The smart cities mission’s larger goal is to ease the daily life of common citizens. If one is to go by the voices emanating from the bureaucracy after the conclave then the operationalisation of that vision has been tied to urban local body reforms, which in turn is linked to the disbursement of smart cities funds. It’s pertinent to note here that despite urban local body autonomy being mandated by the Indian Constitution as per the 74th constitutional amendment over two decades ago, nothing substantial has been achieved in that area. In all this, now, somehow retrofitting – a worldview emerging from renewal and regeneration rather than a Greenfield development – has again come to occupy the central stage. Not a single piece of this emerging architecture can be questioned in principle, which in fact adheres to all norms of international best practises. Yet when the pieces will come together, it has every possibility of becoming yet another instrumentality of power in the hands of the bureaucrats who will use every methodology of measurement, say the way the results based management framework was used for the audit of JNNURM, to again reductively show outcomes, outputs and impact. In short, one should not be surprised to see reports coming out from the ministry that show impressive graphs, tables and pie charts showing X crores disbursed and Y number of buses bought and Z number of train rakes added.

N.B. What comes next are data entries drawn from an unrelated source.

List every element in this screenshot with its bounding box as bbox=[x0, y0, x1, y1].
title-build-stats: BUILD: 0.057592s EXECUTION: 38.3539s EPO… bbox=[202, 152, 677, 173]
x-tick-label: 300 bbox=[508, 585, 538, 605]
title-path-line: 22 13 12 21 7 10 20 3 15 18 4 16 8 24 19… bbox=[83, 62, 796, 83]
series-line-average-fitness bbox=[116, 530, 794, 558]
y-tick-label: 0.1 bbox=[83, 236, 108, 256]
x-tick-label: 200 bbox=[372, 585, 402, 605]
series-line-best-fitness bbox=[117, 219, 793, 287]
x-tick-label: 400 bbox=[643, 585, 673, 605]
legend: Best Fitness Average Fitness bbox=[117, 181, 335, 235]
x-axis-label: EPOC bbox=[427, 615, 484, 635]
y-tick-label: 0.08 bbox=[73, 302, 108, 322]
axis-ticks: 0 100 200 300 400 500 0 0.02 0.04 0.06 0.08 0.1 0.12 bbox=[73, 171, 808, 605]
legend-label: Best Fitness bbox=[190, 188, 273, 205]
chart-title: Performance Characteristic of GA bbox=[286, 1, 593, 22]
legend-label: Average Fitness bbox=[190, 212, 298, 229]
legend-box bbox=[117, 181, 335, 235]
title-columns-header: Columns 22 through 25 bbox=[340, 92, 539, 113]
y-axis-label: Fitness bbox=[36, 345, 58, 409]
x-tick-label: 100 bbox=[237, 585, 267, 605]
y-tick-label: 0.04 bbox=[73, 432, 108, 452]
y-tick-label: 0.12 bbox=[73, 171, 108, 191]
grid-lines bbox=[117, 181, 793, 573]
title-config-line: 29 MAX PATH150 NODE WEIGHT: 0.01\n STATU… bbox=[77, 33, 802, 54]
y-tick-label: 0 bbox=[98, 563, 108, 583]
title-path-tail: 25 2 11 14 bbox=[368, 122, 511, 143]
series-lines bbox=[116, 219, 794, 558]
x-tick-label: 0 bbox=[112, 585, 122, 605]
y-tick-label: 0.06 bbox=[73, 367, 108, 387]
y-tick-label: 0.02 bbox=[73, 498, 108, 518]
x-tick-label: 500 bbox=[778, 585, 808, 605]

There is still time for Modi, Naidu and the core team at PMO to push for genuine transformation in the mindset of bureaucrats. It just requires them to be true to the four core propositions of the initial smart cities vision: public transportation, walking and cycling, digital technology solutions in daily life and simple and smart application-based service delivery for common citizens. All the four are foundationally connected to GIS and GPS mapping, which should be used as the base for developing the smartness of a city. Everything else can, and should, flow from the data points that emerge from such mapping, right from creating an open source and open access land bank that will define the land use patterns to governance services like provision of public utilities, public spaces, parks and urban forests. Renewal and regeneration should necessarily be separated from the smart city vision. If need be, there should be a separate plan for capacity building of existing cities. The smart cities plan, however, should stay true to its original DNA of democratising urbanisation, creating more job opportunities through decentralising manufacturing and services industries and building new cities from scratch. None of Modi’s grand plans, from ‘Make in India’ to ‘Swachh Bharat’, will come to any fruition if the engine itself is downgraded and comprised. That’s the real danger.